As an Instructor I see a lot of golf swings every day and a large majority of the golfing public seems to have an obsession with not turning their hips in their golf swing.
Magazines and books have been pushing the idea that if we can restrict our hip turn and rotate the shoulders substantially more we have the formula for more power (Degree of Shoulder Turn – Degree of Hip Turn = Power). Giving this idea to a novice golfer is like letting a child play with matches; there’s going to be a lot of damage to repair.

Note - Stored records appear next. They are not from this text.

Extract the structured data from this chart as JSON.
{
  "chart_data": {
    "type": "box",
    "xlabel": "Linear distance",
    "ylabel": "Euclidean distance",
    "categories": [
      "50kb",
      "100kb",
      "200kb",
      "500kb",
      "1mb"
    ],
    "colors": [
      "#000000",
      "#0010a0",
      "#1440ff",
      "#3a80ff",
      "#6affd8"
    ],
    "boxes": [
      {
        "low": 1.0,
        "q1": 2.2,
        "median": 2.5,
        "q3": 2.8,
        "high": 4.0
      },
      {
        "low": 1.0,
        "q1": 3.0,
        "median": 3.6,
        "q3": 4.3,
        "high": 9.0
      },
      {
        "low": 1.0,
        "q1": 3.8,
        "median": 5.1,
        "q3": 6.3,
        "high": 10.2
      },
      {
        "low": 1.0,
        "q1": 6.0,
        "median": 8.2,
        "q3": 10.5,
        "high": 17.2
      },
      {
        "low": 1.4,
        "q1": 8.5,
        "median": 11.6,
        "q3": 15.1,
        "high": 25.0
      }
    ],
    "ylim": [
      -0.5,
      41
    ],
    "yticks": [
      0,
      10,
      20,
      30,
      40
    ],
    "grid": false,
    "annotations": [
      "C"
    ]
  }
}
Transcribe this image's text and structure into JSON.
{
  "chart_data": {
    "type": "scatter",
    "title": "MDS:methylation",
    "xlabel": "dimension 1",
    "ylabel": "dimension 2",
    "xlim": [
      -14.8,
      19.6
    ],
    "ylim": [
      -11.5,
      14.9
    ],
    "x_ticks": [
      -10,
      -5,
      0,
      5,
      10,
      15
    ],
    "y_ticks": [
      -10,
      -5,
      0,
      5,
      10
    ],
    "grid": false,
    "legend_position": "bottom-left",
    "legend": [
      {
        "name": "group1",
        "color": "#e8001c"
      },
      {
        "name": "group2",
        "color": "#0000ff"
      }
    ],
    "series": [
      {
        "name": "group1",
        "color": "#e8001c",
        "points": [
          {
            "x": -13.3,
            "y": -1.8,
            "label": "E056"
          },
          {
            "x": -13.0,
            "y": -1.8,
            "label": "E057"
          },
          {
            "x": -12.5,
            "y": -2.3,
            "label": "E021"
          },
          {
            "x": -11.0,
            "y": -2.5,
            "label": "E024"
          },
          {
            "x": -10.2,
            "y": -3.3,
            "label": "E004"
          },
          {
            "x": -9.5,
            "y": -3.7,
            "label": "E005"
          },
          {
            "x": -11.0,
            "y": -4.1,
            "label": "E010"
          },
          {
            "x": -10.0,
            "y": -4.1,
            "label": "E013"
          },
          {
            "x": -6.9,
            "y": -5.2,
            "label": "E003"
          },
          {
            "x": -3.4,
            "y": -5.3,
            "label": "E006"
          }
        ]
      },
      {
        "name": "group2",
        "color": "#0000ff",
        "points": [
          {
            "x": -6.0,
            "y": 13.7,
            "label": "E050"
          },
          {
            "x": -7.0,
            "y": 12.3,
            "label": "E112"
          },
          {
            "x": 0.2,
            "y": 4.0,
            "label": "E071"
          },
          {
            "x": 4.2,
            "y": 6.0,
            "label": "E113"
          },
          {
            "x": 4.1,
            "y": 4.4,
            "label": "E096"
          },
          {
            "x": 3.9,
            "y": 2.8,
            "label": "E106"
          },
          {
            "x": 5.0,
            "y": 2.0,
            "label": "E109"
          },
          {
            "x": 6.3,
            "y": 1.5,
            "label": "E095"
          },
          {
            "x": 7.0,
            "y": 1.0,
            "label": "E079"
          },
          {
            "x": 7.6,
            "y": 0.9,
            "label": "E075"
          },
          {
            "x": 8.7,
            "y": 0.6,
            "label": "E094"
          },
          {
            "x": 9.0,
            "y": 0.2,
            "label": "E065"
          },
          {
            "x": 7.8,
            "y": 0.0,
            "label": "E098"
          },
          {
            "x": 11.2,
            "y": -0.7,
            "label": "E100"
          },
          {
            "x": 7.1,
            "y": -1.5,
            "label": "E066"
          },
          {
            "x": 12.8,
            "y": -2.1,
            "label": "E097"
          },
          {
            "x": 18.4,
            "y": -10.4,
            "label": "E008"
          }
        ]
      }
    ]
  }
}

The image below on the left depicts a golfer who is attempting to restrict hip turn and generate as much shoulder turn as possible, while the other is embracing the notion that the hips need to turn. What is noticeable is that when restricting the hips the golfer is forced to turn their shoulders and arms on a much flatter plane. Many golfers struggle with taking the club too far inside during their take away and lifting the club to reach the top of their backswing, the classic slicer move (inside-up-over the top). The inside takeaway occurs from the fact that the hips have not rotated and the hands and arms feel the need to fan or rotate the club to generate that feel of rotation.
Going forward the golfer is unable to rotate the hips so they lift the club to the top of the back swing resulting in a very flat shoulder turn and a loop that will force them to come over the top.
Allowing the hips to rotate will help alleviate some of these issues and allow you to create more shoulder turn (even with some steepness to them) in the process.
The images above shows a golfer allowing his hips to turn on the back swing and in return his arms and hands rotate properly creating more connection between the arms and chest. The golfer was also able to generate more shoulder turn by allowing his hips to turn more during the takeaway and potentially breaking the dreaded habit of coming inside-up-over the top. So instead of restricting the hips, let them rotate for a more fundamentally sound golf swing.